BM: Ser ou não ser, eis a questão que, na Internet, não faz a menor diferença, faz?
RP: Você entra num desses sites de amizade, você vê que a mesma pessoa coloca lá quatro ou cinco perfis diferentes. Então, só por colocar esse monte de perfis, essa pessoa não está querendo ter uma relação consistente. Eu acho super saudável, você tem que ser uma lá com o seu trabalho, outra com as suas relações, outra em casa, você tem mesmo essa multiplicidade, a minha dissertação fala sobre isso, nós temos identidades múltiplas hoje, isso não é personalidade múltipla. É diferente. Porque na personalidade múltipla, há um distúrbio: você tem um eixo, mas a personalidade é fragmentada, você não é o todo em cada uma. Na identidade múltipla é diferente, você edita uma identidade de acordo com o contexto. Isto é saúde. É você estar aqui, por exemplo, e se comportar de uma forma, outra lá no seu trabalho, na sua casa. Pensa bem: você fala da mesma forma com todas as pessoas? Não. Então você tem várias identidades, e isso é saudável. A pessoa que não tem saúde, ela é a mesma em todos os lugares, está cristalizada. Na Internet, você está ali, começou a rolar um clima de sedução, você está aberta para aquilo: você edita uma identidade que vai ceder ou que vai seduzir. Aí o papo está sério, está profissional, interessante, tem várias coisas que lhe interessam, você edita uma outra identidade. Isso é super saudável.

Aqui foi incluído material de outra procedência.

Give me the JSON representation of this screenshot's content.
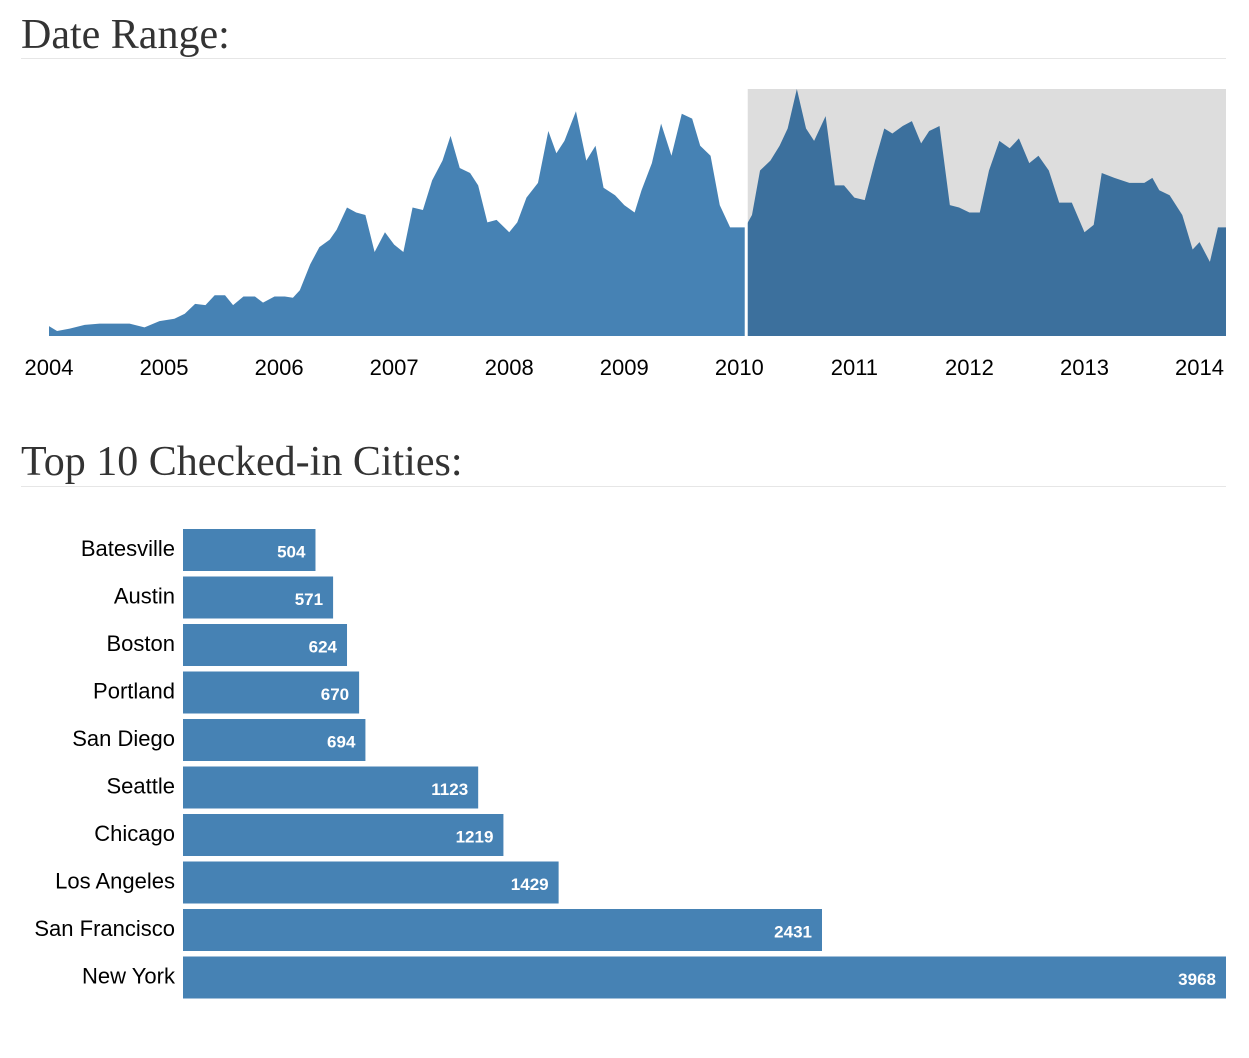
{
  "chart_data": [
    {
      "type": "area",
      "title": "Date Range:",
      "x": [
        2004.0,
        2004.07,
        2004.18,
        2004.31,
        2004.44,
        2004.57,
        2004.7,
        2004.83,
        2004.96,
        2005.09,
        2005.18,
        2005.27,
        2005.36,
        2005.44,
        2005.53,
        2005.6,
        2005.69,
        2005.79,
        2005.86,
        2005.96,
        2006.05,
        2006.12,
        2006.18,
        2006.27,
        2006.35,
        2006.44,
        2006.5,
        2006.59,
        2006.67,
        2006.75,
        2006.83,
        2006.92,
        2007.0,
        2007.08,
        2007.16,
        2007.25,
        2007.33,
        2007.42,
        2007.49,
        2007.57,
        2007.66,
        2007.73,
        2007.81,
        2007.89,
        2008.0,
        2008.07,
        2008.15,
        2008.25,
        2008.34,
        2008.41,
        2008.48,
        2008.58,
        2008.67,
        2008.75,
        2008.82,
        2008.92,
        2009.0,
        2009.09,
        2009.15,
        2009.24,
        2009.32,
        2009.41,
        2009.5,
        2009.59,
        2009.66,
        2009.75,
        2009.83,
        2009.92,
        2010.05,
        2010.11,
        2010.18,
        2010.27,
        2010.35,
        2010.42,
        2010.5,
        2010.58,
        2010.65,
        2010.75,
        2010.83,
        2010.91,
        2011.0,
        2011.09,
        2011.18,
        2011.26,
        2011.33,
        2011.42,
        2011.5,
        2011.58,
        2011.65,
        2011.74,
        2011.83,
        2011.91,
        2012.0,
        2012.09,
        2012.17,
        2012.26,
        2012.35,
        2012.43,
        2012.52,
        2012.6,
        2012.69,
        2012.78,
        2012.89,
        2013.0,
        2013.08,
        2013.15,
        2013.26,
        2013.39,
        2013.52,
        2013.59,
        2013.65,
        2013.74,
        2013.85,
        2013.94,
        2014.0,
        2014.09,
        2014.16,
        2014.23
      ],
      "values": [
        4,
        2,
        3,
        4.5,
        5,
        5,
        5,
        3.5,
        6,
        7,
        9,
        13,
        12.5,
        16.5,
        16.5,
        12.5,
        16,
        16,
        13.5,
        16,
        16,
        15.5,
        18.5,
        29,
        36,
        39,
        43,
        52,
        50,
        49,
        34,
        42,
        37,
        34,
        52,
        51,
        63,
        71,
        81,
        68,
        66,
        61,
        46,
        47,
        42,
        46,
        56,
        62,
        83,
        74,
        79,
        91,
        71,
        77,
        60,
        57,
        53,
        50,
        59,
        70,
        86,
        73,
        90,
        88,
        77,
        73,
        53,
        44,
        44,
        49,
        67,
        71,
        77,
        84,
        100,
        84,
        79,
        89,
        61,
        61,
        56,
        55,
        71,
        84,
        82,
        85,
        87,
        78,
        83,
        85,
        53,
        52,
        50,
        50,
        67,
        79,
        76,
        80,
        70,
        73,
        67,
        54,
        54,
        42,
        45,
        66,
        64,
        62,
        62,
        64,
        59,
        57,
        49,
        35,
        38,
        30,
        44,
        44
      ],
      "xlim": [
        2004,
        2014.23
      ],
      "ylim": [
        0,
        100
      ],
      "xticks": [
        2004,
        2005,
        2006,
        2007,
        2008,
        2009,
        2010,
        2011,
        2012,
        2013,
        2014
      ],
      "brush": [
        2010.06,
        2014.23
      ],
      "color": "#4682b4",
      "selected_color": "#3c709d",
      "brush_color": "#dddddd"
    },
    {
      "type": "hbar",
      "title": "Top 10 Checked-in Cities:",
      "categories": [
        "Batesville",
        "Austin",
        "Boston",
        "Portland",
        "San Diego",
        "Seattle",
        "Chicago",
        "Los Angeles",
        "San Francisco",
        "New York"
      ],
      "values": [
        504,
        571,
        624,
        670,
        694,
        1123,
        1219,
        1429,
        2431,
        3968
      ],
      "xlim": [
        0,
        3968
      ],
      "color": "#4682b4"
    }
  ]
}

BM: Você já foi procurado como terapeuta por alguma pessoa que tenha tido uma desilusão amorosa virtual?
RP: Já, já, e aí a gente trabalha da mesma forma que a gente trabalha com uma pessoa que está desiludida com um namoro aqui no real, um casamento e tudo mais.
BM: Trabalha a desilusão?
RP: Não, a desilusão não interessa, e sim a pessoa que chegou aqui, seu sentimento, suas escolhas. Porque a pessoa, na minha maneira de trabalhar, vai ser o tempo todo colocada diante da própria responsabilidade na relação. Se ela se deu mal, o que foi que ela fez? De que forma ela agiu? O quanto ela entregou? Ela estava realmente aberta para esse sentimento, para essa relação? Bem, se ela se deu e quebrou a cara, o problema é da relação? O problema é dela? É colocar a pessoa diante das escolhas que ela faz para que ela seja responsável pela própria vida. Ninguém nem nada pode ser responsável por ninguém, cada um é responsável por si, suas escolhas, seus desejos, seus erros e acertos. Então quando a pessoa vem desiludida, o que a gente trabalha? As escolhas que foram feitas, os sentimentos que foram entregues.